Landing Page vs. Website: What’s the Difference?
The Difference between a Landing Page and a Website
How does a landing page differ from a website? Structurally, a website usually consists of at least five pages and has a complete navigation menu. The purpose of your website is to inform your audience about your business and your products/services. Your website should have all the information your potential and existing customers need. When writing content for your website, keep your audience in mind and be sure to answer all of their potential questions about who you are, what you sell, and how they can benefit from what you do.

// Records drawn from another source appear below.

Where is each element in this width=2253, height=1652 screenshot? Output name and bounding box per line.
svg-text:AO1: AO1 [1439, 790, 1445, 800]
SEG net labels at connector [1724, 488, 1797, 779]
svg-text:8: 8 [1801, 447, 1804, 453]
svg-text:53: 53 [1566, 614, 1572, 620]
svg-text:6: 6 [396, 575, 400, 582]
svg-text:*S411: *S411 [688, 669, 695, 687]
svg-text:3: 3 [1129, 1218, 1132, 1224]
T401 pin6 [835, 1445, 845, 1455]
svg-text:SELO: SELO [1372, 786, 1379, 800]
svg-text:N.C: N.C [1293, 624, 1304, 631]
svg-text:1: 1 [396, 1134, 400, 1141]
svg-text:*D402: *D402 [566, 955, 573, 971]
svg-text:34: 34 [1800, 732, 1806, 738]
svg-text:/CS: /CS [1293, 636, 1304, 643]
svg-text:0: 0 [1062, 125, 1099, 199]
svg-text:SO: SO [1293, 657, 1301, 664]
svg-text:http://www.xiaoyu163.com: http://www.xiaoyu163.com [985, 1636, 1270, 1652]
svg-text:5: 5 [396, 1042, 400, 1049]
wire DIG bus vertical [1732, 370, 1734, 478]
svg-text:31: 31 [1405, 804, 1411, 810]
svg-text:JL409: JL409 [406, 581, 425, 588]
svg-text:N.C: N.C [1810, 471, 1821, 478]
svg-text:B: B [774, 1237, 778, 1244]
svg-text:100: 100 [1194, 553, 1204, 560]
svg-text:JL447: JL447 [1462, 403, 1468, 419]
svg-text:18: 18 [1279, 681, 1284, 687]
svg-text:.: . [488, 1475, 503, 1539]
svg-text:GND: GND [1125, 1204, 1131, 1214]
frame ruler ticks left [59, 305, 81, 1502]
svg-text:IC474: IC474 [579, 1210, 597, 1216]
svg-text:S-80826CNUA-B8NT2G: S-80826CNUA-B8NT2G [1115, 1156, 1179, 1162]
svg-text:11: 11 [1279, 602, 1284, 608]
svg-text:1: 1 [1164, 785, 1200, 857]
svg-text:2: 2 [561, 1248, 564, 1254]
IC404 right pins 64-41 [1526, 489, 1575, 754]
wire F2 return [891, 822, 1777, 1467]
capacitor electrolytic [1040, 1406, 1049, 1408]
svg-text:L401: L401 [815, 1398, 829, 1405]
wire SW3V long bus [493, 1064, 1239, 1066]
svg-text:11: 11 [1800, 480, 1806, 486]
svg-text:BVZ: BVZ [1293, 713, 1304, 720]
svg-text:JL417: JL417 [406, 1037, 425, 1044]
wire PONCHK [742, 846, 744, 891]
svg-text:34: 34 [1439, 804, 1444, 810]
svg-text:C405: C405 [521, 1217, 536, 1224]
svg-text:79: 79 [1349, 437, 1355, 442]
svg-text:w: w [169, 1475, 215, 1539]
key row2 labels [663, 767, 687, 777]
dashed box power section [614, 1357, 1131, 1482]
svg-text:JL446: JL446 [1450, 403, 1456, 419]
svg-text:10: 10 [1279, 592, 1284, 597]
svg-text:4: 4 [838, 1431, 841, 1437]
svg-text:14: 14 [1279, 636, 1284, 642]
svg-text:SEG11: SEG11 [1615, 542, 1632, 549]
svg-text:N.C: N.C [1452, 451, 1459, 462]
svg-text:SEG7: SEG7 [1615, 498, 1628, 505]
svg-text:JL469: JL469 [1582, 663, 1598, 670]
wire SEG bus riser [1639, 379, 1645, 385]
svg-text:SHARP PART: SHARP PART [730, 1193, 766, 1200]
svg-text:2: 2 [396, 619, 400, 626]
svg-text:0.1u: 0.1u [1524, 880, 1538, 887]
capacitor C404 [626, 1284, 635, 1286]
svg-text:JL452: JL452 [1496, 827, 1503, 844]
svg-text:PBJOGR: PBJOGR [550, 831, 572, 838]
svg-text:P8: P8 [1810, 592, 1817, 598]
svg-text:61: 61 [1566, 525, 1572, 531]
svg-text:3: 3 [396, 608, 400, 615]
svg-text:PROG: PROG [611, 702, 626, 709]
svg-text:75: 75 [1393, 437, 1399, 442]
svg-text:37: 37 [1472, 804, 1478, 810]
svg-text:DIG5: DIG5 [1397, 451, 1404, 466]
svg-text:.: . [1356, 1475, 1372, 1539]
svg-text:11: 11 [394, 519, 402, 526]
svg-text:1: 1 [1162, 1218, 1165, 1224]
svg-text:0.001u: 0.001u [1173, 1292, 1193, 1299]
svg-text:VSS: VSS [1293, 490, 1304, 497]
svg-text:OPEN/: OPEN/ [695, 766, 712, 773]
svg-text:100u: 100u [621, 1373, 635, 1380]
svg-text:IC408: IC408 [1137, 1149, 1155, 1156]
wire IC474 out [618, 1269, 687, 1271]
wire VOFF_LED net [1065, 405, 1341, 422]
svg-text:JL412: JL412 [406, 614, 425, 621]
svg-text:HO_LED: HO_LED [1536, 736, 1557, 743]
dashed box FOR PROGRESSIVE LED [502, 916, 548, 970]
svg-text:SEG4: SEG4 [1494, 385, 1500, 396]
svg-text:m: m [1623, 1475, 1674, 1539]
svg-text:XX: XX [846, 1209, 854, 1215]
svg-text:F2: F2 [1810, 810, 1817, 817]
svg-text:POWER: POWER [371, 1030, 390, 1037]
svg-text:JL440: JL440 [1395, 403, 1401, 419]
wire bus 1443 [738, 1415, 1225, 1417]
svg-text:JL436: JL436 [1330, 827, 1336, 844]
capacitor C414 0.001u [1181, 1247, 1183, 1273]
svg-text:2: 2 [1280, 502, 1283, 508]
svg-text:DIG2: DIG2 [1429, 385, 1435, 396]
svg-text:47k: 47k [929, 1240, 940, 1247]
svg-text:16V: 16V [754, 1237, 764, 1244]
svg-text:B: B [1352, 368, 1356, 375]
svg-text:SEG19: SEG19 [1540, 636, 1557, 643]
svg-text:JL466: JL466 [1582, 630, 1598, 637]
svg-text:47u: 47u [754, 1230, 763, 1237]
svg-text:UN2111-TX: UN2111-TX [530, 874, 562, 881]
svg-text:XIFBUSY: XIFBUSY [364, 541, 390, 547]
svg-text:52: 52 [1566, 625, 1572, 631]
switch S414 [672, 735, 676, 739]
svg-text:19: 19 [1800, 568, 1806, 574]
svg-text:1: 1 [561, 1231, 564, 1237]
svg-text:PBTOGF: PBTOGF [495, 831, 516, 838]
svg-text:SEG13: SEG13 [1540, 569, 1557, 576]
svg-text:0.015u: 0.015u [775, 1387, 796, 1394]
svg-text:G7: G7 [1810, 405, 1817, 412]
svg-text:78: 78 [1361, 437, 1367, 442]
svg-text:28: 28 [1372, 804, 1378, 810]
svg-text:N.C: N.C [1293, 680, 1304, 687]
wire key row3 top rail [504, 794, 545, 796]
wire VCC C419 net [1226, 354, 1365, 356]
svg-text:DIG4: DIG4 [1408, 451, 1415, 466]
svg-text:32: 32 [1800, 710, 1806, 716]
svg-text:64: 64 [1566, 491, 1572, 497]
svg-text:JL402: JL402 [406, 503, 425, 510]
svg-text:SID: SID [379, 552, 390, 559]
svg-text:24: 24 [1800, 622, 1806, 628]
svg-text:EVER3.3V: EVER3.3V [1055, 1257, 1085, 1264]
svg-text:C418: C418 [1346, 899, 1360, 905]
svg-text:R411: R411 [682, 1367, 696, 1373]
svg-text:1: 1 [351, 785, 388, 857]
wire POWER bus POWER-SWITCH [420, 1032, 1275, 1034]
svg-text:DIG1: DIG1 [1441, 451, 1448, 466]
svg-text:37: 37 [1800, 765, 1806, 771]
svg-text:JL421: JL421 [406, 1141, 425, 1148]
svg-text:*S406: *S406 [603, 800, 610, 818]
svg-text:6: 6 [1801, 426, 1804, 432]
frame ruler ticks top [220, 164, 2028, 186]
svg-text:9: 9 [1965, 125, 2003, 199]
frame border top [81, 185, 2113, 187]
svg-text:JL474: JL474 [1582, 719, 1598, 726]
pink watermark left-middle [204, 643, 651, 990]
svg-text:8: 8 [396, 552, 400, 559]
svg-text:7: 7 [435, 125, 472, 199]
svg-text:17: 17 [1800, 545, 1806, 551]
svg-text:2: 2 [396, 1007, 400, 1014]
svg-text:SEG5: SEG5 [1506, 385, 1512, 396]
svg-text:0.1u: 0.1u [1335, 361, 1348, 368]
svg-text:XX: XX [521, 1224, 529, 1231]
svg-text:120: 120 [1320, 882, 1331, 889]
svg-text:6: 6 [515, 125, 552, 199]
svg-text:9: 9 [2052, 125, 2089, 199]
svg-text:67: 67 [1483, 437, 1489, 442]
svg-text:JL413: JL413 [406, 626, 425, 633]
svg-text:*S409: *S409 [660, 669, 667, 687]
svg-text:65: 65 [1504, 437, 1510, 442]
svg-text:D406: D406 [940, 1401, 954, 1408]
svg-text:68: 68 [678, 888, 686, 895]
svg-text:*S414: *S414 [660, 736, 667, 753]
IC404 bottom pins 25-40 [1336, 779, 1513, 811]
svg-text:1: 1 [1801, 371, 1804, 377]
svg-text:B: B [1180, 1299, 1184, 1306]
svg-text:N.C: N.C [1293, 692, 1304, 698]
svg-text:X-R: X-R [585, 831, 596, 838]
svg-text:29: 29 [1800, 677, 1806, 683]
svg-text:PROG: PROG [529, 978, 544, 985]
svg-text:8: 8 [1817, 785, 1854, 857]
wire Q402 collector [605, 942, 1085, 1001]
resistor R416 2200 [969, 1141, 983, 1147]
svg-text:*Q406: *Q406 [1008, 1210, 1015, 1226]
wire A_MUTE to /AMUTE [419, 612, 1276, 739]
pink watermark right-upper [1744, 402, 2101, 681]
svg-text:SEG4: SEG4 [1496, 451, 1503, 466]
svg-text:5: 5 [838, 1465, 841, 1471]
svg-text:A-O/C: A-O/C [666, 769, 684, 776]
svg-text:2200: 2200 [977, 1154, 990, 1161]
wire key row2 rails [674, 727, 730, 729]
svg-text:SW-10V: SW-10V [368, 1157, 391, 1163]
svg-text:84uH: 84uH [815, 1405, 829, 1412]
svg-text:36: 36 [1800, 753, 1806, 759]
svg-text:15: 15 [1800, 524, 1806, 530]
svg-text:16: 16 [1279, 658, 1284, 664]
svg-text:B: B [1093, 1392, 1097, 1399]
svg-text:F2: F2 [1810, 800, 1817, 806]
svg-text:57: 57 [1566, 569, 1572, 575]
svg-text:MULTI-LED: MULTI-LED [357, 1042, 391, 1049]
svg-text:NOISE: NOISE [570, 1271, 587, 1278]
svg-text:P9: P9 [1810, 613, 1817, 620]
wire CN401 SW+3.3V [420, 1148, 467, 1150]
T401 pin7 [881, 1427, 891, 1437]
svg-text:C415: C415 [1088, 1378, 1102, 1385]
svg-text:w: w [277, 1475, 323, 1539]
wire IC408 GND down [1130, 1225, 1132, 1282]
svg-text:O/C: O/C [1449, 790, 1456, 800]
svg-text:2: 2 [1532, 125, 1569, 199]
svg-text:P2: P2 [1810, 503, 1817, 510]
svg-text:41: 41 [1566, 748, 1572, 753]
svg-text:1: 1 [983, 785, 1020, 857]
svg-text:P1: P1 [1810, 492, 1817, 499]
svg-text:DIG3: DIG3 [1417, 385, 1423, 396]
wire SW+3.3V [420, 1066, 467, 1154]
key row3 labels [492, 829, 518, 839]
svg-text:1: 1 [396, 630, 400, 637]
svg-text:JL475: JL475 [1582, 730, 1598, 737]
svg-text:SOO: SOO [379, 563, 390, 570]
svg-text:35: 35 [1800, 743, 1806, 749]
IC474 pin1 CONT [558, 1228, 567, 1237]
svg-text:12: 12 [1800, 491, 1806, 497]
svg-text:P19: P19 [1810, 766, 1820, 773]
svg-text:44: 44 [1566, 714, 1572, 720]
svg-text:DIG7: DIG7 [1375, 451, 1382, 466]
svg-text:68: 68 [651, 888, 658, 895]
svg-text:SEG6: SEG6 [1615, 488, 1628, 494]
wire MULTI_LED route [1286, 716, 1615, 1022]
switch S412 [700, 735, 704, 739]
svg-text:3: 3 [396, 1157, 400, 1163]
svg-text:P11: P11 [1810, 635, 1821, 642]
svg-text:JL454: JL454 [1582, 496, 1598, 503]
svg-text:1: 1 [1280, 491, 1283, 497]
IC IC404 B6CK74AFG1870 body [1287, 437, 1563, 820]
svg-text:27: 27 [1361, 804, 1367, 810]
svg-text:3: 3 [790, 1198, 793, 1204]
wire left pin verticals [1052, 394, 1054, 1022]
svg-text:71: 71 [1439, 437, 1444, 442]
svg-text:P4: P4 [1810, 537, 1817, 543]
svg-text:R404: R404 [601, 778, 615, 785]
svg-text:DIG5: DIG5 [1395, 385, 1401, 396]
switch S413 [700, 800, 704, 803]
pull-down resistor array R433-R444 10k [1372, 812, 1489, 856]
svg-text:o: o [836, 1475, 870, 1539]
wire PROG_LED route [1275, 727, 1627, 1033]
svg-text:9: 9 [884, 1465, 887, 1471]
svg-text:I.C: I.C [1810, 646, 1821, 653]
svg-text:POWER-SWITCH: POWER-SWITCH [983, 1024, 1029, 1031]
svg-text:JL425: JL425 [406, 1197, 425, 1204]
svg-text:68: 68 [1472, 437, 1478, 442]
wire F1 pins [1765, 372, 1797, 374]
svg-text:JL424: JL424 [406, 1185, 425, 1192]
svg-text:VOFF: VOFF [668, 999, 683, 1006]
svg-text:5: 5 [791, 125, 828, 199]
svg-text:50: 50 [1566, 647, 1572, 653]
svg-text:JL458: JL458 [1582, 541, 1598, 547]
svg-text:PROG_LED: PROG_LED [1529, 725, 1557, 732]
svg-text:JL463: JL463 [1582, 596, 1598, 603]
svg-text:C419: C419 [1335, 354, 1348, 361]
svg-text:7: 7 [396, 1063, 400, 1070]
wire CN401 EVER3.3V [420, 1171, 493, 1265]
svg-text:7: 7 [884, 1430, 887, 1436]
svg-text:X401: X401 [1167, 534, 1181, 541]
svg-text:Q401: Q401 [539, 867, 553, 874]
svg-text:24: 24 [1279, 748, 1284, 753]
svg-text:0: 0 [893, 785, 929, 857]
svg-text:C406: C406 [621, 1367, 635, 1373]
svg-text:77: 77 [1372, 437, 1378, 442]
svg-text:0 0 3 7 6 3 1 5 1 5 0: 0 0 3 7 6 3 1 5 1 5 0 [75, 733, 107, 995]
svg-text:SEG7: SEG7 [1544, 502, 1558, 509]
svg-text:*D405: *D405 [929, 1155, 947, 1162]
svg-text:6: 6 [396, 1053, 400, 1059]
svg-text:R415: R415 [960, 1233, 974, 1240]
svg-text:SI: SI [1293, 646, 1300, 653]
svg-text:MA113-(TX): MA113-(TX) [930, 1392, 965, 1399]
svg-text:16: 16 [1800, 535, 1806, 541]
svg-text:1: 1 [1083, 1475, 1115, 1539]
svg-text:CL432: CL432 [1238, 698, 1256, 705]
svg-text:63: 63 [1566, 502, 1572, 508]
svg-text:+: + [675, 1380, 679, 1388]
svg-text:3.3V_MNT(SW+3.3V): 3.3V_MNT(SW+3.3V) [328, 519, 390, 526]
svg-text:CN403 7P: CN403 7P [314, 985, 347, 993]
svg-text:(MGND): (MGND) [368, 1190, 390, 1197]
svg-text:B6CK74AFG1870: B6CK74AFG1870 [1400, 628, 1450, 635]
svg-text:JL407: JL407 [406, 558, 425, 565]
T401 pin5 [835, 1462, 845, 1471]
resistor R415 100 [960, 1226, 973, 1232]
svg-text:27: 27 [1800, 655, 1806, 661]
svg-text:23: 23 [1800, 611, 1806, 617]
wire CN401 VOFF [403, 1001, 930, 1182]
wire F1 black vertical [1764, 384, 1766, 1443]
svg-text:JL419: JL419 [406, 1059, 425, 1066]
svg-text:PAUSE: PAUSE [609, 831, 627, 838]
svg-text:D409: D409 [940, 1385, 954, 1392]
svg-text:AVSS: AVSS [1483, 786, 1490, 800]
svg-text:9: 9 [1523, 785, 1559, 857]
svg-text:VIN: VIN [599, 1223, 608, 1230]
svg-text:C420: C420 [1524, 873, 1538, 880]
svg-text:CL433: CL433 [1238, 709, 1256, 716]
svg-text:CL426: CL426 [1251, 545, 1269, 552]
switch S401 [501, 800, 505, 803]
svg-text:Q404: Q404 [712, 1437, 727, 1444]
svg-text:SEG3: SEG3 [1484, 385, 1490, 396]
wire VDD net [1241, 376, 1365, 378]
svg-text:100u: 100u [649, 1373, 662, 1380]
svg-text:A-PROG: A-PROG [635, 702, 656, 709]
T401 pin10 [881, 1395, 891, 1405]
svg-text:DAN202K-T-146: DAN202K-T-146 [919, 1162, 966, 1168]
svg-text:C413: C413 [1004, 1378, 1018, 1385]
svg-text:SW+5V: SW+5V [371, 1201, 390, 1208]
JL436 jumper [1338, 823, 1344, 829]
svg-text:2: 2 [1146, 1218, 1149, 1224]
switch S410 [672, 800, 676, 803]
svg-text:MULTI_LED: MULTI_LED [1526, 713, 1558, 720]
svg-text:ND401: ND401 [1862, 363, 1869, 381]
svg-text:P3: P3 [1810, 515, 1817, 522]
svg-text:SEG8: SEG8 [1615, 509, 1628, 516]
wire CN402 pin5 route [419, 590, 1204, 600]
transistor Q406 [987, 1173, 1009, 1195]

A landing page is usually only one page of content with limited navigation. In fact, removing the navigation menu from your landing page can increase conversions by 100%. The information on your landing page will also be specific to one thing such as a new product or discount. Your landing page should be clear and simple with one call-to-action. Landing pages are meant to drive sales or generate leads, which is why you shouldn’t overwhelm visitors with too many distractions. On your website, a visitor can become distracted by your about page, your latest blog post, or a different product page. With a landing page, however, you’re keeping all the focus on one specific item. Your focused content and clear action will help generate more conversions than if you added a page to your existing website.
Which One Do I Need?
What is your goal? Are you trying to launch a new product? Is your goal to showcase all of your services in detail? Decide what you want to accomplish, then determine whether a landing page or a website will help you achieve your goal. Here are a few example scenarios to help you get started:
Scenario 1: Establish Credibility for Your Business
Before you can earn the trust of your audience, you have to establish your business as credible. You can build credibility for your business with a well-designed website. You can tell your story, describe products and services in detail to manage the expectations of your customers, and include testimonials and reviews. A good-looking website with simple navigation, clear purpose, and customer-facing content is an effective way to make a great impression on your target audience.
Scenario 2: Launch a PPC Campaign for Your New Product
Landing pages are ideal for pay-per-click (PPC) ad campaigns. Google assigns quality scores to ads based on how relevant the ad copy is to the associated link. You can match the copy on your landing page to your ad copy to improve your quality score. Because landing pages have limited navigation and fewer distractions than a website, they are perfect for highlighting a new product. You can dedicate the landing page to one specific product with a clear call-to-action (CTA).
Scenario 3: Highlight Your Different Business Locations
It’s easier to feature all of your business locations with a website instead of a landing page. You might consider using a landing page if you want to highlight a new location with a grand opening event (see Scenario 4). If you’re just providing a list or detailed information for each of your locations, then a website will work better. You can have a different web page for each of your locations on your website. This allows you to share detailed, location-specific information that customers would need to go to your store. Address, phone number, directions, and store hours will vary based on the location.you can also include photos for each store and location-based keywords to help people find the store nearest to them.
Read more: Understanding Local SEO
Scenario 4: Generate Awareness for Your Upcoming Event
Landing pages are less expensive to build and quicker to complete, which makes them better suited for temporary content like a sale or event. Because landing pages typically have one topic of focus, you can dedicate the entire page to event information. You can easily and quickly update information like the time, location, ticket prices, and weather changes for your attendees. And you can include a button for people to RSVP, which will help you prepare and plan for the event.
Read more: Why You Need a Website for Your Event
Scenario 5: Showcase and Sell All of Your Products Online
With a website, you can showcase all of your products online and make them available to people all over the world. A website is better for showing a comprehensive list of the products you sell. You have more room to share images, descriptions, features, reviews, prices, and more on your website than you would on a landing page.
Read more: Hosting Your Ecommerce Site
Scenario 6: Generate Leads with Gated Content
If you’re working on generating new leads for your business with gated content, then you should use a landing page. With a landing page, you can keep the focus on your content and your lead capture form. Whether you have an ebook, infographic, white paper, free trial, or email series, a landing page will make it easier for people to convert. They won’t get distracted by a navigation menu or other pages and will have one clear CTA to follow.
Read more: What to Do After You Build Your Website
Landing pages are quickly becoming an essential part of digital marketing strategies. Businesses with more than 40 landing pages generated 12 times more leads than businesses with five or less. As you explore your online business needs, you’ll likely find room for a few landing pages. The more landing pages you create to complement your website, the more data you’ll gather about your audience so you can see which pages are the most effective. Companies see a 55% increase in leads when increasing their number of landing pages from 10 to 15. While landing pages are no substitute for a website, they’re still effective and important additions to your online content marketing.